The startup that will have its name on the future stadium of the NFL’s Los Angeles Rams and Los Angeles Chargers is getting into cryptocurrency trading.
That company, the San Francisco-based firm Social Finance, announced on September 25th that it had rolled out cryptocurrency investing functionalities on its SoFi Invest platform. The starting trading pairs three of the cryptoeconomy’s most high-profile projects in bitcoin (BTC), ether (ETH), and litecoin (LTC).
In the mainstream, the startup has already made a name for itself for becoming an increasingly popular provider of student loan refinancing and personal loans: its SoFi Invest app, which is based around automated investing, already boasts nearly one million members, and the wider SoFi corporation pulled in more than $500 million USD in revenue last year.
Now, the outfit has widened its already growing purview by turning its attention to the cryptocurrency space. The pivot was the result of rising demand from its users, the firm’s chief executive officer Anthony Noto explained on Wednesday:
“Feedback from our members has made it clear that a significant percentage are not only interested in learning more about cryptocurrencies but are also already buying and selling crypto. We’re very pleased to be adding this new product to SoFi Invest, as access, education, and keeping costs low for our members is at the heart of what we do.”
SoFi Brand Is No Slouch
Never heard of SoFi before?
You’re likely to start hearing about them a lot more in the coming years, so the startup’s leap into the cryptocurrency ecosystem should help steadily introduce further attention to the space — at least if the company’s recent rising specter in the mainstream eye is any indication.
It comes down to big backers and big moves. For instance, back in the spring the company’s latest fundraising round was headlined by the Qatar Investment Authority and brought in a hearty $500 million. The company had previously raised a separate $500 million in February 2017.
SoFi has put that freshly renewed war chest to practical use in trying to maximize the clout of its financial services. This month, the company reached a blockbuster deal with the Rams and Chargers franchises to receive the naming rights for the coming “SoFi Stadium” in Inglewood, California. The price tag? A cool $30 million per year for 20 years.
Notably, that deal marks the biggest sponsorship naming deal in sports history to date. The $5 billion SoFi Stadium, which will open in the summer of 2020, will thus home two of the NFL’s most lucrative teams and is also set to be the most expensive built yet in the league. The venue will host the high-profile Super Bowl LVI festivities in 2022.

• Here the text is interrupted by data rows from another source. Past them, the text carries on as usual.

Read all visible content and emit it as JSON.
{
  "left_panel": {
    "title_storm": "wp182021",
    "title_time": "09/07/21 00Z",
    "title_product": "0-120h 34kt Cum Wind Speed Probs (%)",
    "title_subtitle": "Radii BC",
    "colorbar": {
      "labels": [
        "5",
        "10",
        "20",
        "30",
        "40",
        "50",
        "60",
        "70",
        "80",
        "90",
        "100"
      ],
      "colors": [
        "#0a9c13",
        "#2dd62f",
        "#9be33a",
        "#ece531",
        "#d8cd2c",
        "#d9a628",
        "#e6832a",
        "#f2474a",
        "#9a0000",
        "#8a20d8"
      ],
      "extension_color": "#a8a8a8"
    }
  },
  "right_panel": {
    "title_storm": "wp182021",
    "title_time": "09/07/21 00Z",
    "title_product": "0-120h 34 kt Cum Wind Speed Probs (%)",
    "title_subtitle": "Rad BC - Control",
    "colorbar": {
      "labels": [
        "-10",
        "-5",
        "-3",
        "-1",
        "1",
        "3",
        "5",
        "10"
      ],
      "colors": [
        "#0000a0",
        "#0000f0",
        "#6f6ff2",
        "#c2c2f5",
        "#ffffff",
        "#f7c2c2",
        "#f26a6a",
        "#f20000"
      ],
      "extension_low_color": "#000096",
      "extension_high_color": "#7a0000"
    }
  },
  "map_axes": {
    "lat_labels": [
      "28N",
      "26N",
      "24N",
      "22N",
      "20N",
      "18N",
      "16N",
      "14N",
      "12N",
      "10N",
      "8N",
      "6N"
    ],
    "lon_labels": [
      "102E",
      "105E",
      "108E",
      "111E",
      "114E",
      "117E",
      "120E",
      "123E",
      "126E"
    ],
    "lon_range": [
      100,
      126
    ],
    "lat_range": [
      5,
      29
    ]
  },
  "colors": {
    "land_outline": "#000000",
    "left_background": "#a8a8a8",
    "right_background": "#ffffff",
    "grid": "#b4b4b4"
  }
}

These dynamics will introduce new users to SoFi Invest, which in turn could introduce newcomers to BTC, ETH, LTC, and beyond. Like the opening of cryptocurrency trading on Robinhood, SoFi’s pivot to crypto opens another mainstream gateway. So don’t expect an immediate flood, but the move is definitely a start on the adoption front.
SoFi Going for Millennials
Looking at its arena, SoFi is trying to edge out lending competitors like Affirm, CommonBond, and Figure in winning over millennial clients.
As such, the company’s addition of cryptocurrency investing to SoFi Invest is absolutely part of its effort to entice younger generations of users to give their services a try. Whether that strategy will be enough for SoFi to decisively pull ahead of the competition remains to be seen. What is clear is that the startup thought pivoting toward cryptocurrencies was an opportunity worth taking.
Moreover, their offerings will soon widen, as SoFi said on Wednesday that “more cryptocurrencies […] be added in the coming months.”